L’arrogance à l’égard d’autres disciplines est un inconvénient majeur : elle s’exprime notamment par l’absence d’un sens aigu de l’histoire qui devrait imprégner toute l’analyse sociale et économique actuelle. Les économistes ont récemment suivi la mode de s’intéresser à la psychologie, avec l’essor de l’économie comportementale et des « coups de pouce » visant à induire certains comportements. Mais là encore, cette démarche est souvent présentée hors de tout contexte historique, sans tenir compte des différentes situations sociales et politiques. Les évaluations aléatoires fondées sur le point de vue du ver de terre, par exemple, si répandues désormais en économie du développement, poussent à abandonner l’étude des processus évolutifs et des tendances macroéconomiques, pour se concentrer sur les inclinaisons microéconomiques qui effacent effectivement le cadre et le contexte à l’origine des comportements et des réponses économiques. Les fondements sous-jacents et très problématiques de l’individualisme méthodologique persistent, en grande partie parce que peu d’économistes contemporains tentent une évaluation philosophique de leurs propres démarche et travail.

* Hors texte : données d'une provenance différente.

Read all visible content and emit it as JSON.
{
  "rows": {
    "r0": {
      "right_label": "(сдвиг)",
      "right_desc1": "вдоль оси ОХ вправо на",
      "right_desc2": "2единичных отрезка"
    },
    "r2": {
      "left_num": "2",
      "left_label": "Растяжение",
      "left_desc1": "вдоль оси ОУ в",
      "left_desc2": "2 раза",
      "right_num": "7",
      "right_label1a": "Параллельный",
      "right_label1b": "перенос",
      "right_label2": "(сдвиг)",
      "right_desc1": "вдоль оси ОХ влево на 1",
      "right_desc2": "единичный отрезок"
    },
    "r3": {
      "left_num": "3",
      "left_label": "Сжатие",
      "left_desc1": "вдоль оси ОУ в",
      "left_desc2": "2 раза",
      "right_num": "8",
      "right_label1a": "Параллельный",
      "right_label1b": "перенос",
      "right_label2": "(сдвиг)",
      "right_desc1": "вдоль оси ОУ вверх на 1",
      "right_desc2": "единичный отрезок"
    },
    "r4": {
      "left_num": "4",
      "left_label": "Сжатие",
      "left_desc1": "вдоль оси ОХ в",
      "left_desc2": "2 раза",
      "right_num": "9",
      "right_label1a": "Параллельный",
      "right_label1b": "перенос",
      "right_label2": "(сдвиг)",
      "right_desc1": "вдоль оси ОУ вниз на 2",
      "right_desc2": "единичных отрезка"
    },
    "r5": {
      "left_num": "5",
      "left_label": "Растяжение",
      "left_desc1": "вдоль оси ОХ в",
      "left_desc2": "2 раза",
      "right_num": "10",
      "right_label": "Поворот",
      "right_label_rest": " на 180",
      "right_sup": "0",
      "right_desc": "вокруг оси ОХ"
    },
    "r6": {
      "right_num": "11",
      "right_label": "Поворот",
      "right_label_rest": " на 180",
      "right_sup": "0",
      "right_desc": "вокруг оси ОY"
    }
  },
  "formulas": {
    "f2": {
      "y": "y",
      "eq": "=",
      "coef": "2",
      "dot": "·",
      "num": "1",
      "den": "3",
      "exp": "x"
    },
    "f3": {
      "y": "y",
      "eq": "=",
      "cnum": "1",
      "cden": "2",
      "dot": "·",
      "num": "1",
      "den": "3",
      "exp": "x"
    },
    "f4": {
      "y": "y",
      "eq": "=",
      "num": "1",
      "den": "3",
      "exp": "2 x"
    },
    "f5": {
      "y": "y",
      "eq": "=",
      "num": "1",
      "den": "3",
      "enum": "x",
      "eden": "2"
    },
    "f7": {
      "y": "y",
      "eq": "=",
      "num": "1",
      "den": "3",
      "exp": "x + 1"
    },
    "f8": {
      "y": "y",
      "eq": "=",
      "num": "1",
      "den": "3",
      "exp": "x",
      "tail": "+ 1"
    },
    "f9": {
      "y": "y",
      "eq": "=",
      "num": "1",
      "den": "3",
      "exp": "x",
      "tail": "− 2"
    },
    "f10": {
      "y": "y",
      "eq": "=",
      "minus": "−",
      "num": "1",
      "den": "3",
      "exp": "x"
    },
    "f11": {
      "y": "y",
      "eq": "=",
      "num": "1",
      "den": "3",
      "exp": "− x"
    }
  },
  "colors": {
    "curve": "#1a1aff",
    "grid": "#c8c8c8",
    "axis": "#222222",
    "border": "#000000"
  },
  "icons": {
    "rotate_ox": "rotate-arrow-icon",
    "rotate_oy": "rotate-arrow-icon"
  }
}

Ces failles ont considérablement appauvri la science économique et, sans surprise, réduit sa crédibilité et sa légitimité auprès du grand public. La discipline dominante a cruellement besoin d’une plus grande dose d’humilité, d’un meilleur sens de la perspective historique et de la reconnaissance des inégalités de pouvoir, ainsi que d’un vif encouragement à la diversité. Il est évident que la science économique doit profondément se transformer si elle veut vraiment devenir suffisamment pertinente et utile pour relever les grands défis de notre époque.
Les opinions exprimées dans la revue n’engagent que leurs auteurs et ne reflètent pas nécessairement la politique du FMI.